Despite those measures, the problem persists, according to 16 physicians who are now congressmen. The 16 are endorsing a bill that aims to bring down medicine prices. They point out that a study jointly undertaken in 1999 by the Department of Health and the Department of Trade and Industry indicated that five out of nine sampled drugs in this country were priced higher than in Indonesia or Malaysia. The antibiotic Amoxil costs more in the Philippines than in Canada or the United Kingdom.
A study conducted by a non-government organization attributed the high medicine costs in the Philippines to the countrys dependence on imported drugs, transfer pricing and additional expenses for product promotion and patenting.
Generic drug use and importation of cheaper medicine for sale in government health centers helped, but the long-term solution to this problem is the development of a local pharmaceutical industry. Research and development to come up with a single drug, however, can take nearly a decade and cost hundreds of millions of dollars something no local pharmaceutical firm can afford. For now local companies are content to take over the production and distribution of drugs whose patents have run out.
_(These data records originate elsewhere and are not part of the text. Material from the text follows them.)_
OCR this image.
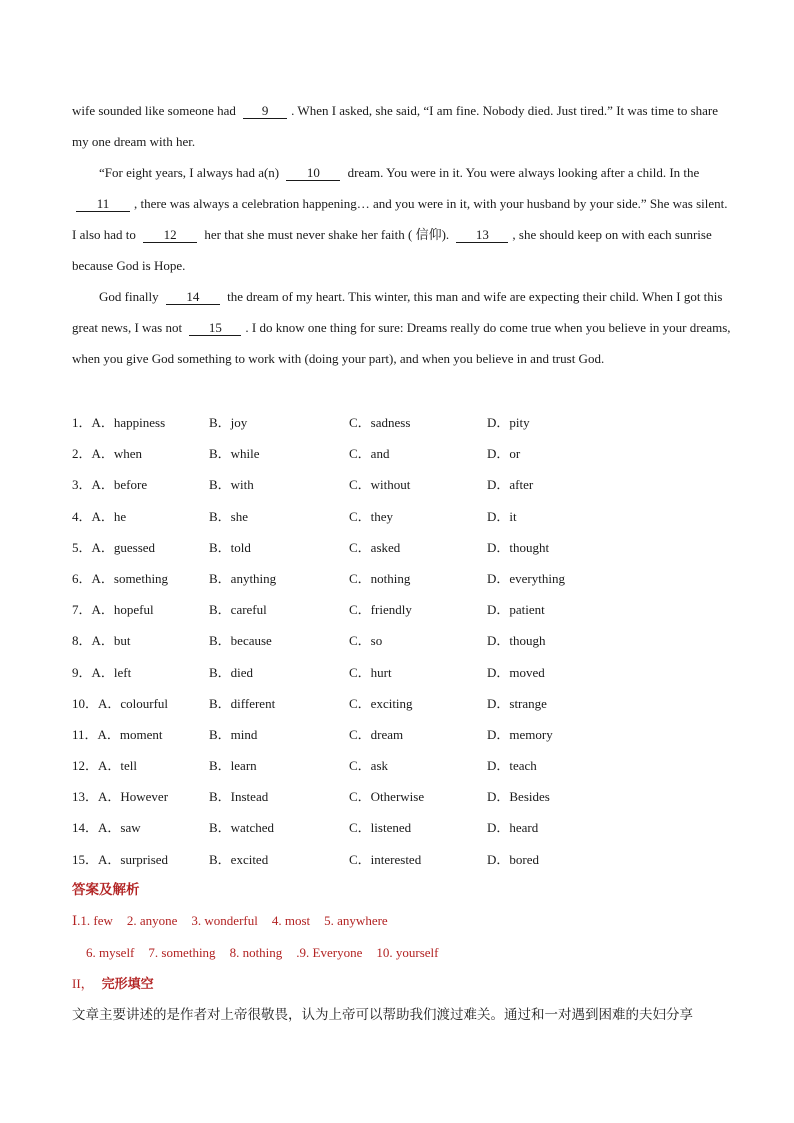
wife sounded like someone had 9 . When I asked, she said, “I am fine. Nobody died. Just tired.” It was time to share my one dream with her.

“For eight years, I always had a(n) 10 dream. You were in it. You were always looking after a child. In the 11 , there was always a celebration happening… and you were in it, with your husband by your side.” She was silent. I also had to 12 her that she must never shake her faith ( 信仰). 13 , she should keep on with each sunrise because God is Hope.

God finally 14 the dream of my heart. This winter, this man and wife are expecting their child. When I got this great news, I was not 15 . I do know one thing for sure: Dreams really do come true when you believe in your dreams, when you give God something to work with (doing your part), and when you believe in and trust God.

1．A．happiness	B．joy	C．sadness	D．pity
2．A．when	B．while	C．and	D．or
3．A．before	B．with	C．without	D．after
4．A．he	B．she	C．they	D．it
5．A．guessed	B．told	C．asked	D．thought
6．A．something	B．anything	C．nothing	D．everything
7．A．hopeful	B．careful	C．friendly	D．patient
8．A．but	B．because	C．so	D．though
9．A．left	B．died	C．hurt	D．moved
10．A．colourful	B．different	C．exciting	D．strange
11．A．moment	B．mind	C．dream	D．memory
12．A．tell	B．learn	C．ask	D．teach
13．A．However	B．Instead	C．Otherwise	D．Besides
14．A．saw	B．watched	C．listened	D．heard
15．A．surprised	B．excited	C．interested	D．bored
答案及解析
Ⅰ.1. few 2. anyone 3. wonderful 4. most 5. anywhere
6. myself 7. something 8. nothing .9. Everyone 10. yourself
II， 完形填空
文章主要讲述的是作者对上帝很敬畏，认为上帝可以帮助我们渡过难关。通过和一对遇到困难的夫妇分享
India is showing that even developing countries can have a thriving local pharmaceutical industry whose products have reliable efficacy. For a Philippine pharmaceutical industry to develop, the country needs substantial investments in R&D. Local companies can be given certain forms of tax breaks. The country will also need what India has in abundance highly skilled human resources. This will require improving the quality of Philippine education, particularly in the sciences.
These are not impossible tasks. As long as the country remains dependent on imported medicine as well as raw materials for drug manufacturing, Filipinos will have to live with high medicine costs.